Now, being the current reigning Mr Superficial 2015, I have to say one of the things I love most about Struggling Man is the cover.  I’m a sucker for a well-drawn cover and the black ink drawings on the front and back covers here are exquisite, especially the depopulated back cover one.  I have had to restrain myself several times from having a go at colouring it in.  It is credited to David Dragon: Flying Colours.

Anyway, I can’t stay here praising all night.

Struggling man has got to move
Struggling man no time to lose
I’m a struggling man
And I’ve got to move on

616 Down.

Not made Spotify yet, so this is the best I can do, I’m pretty sure all the tracks follow sequentially.

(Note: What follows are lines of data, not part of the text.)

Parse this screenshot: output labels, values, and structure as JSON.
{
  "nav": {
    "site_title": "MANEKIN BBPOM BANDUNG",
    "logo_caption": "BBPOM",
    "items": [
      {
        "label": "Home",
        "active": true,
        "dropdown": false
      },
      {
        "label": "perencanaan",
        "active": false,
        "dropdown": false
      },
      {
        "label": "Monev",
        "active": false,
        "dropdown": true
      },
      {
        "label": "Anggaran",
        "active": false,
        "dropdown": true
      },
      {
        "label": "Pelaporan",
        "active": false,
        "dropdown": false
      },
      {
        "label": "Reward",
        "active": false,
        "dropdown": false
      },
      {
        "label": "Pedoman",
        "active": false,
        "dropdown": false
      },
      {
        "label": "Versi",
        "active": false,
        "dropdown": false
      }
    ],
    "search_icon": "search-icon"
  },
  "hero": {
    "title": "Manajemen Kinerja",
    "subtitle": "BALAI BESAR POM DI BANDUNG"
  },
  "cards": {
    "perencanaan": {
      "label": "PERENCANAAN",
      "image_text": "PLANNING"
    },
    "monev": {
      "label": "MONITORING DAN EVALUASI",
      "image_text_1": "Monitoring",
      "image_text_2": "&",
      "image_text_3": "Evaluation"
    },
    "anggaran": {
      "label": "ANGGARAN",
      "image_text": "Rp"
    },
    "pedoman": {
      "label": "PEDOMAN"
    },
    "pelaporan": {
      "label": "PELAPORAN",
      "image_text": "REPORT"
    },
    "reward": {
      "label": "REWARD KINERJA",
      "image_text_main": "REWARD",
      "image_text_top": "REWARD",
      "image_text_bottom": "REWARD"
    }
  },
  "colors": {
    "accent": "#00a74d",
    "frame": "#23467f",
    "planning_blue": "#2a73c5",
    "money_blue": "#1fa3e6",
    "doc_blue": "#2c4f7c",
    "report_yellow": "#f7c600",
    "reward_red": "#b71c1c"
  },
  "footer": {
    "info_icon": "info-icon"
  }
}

*in this case The Harder They Come and Troubadour, in my obsessively alphabetized little world.  And yes, I do believe my LPs come alive at night Toy Story-style.

**definitely one I want played at my funeral, in 2083.  It’ll slot in really well after ‘Here Comes The Sun’, just before Soft Cell bring the curtain down with ‘Sex Dwarf’.  True story.

^the copy of Struggling Man I was given has no inner sleeve and no credits on it at all.  The big, mysterious internet is, mysteriously quiet about who played on the LP too.  So all I can say is, hats off Mr Someone, you elevated a really great track to a rarefied plane of excellence attained by very few dudes ever.  I will remember you for ever, for this.

^^made infinitely more famous by a girly cover version in The Walking Dead.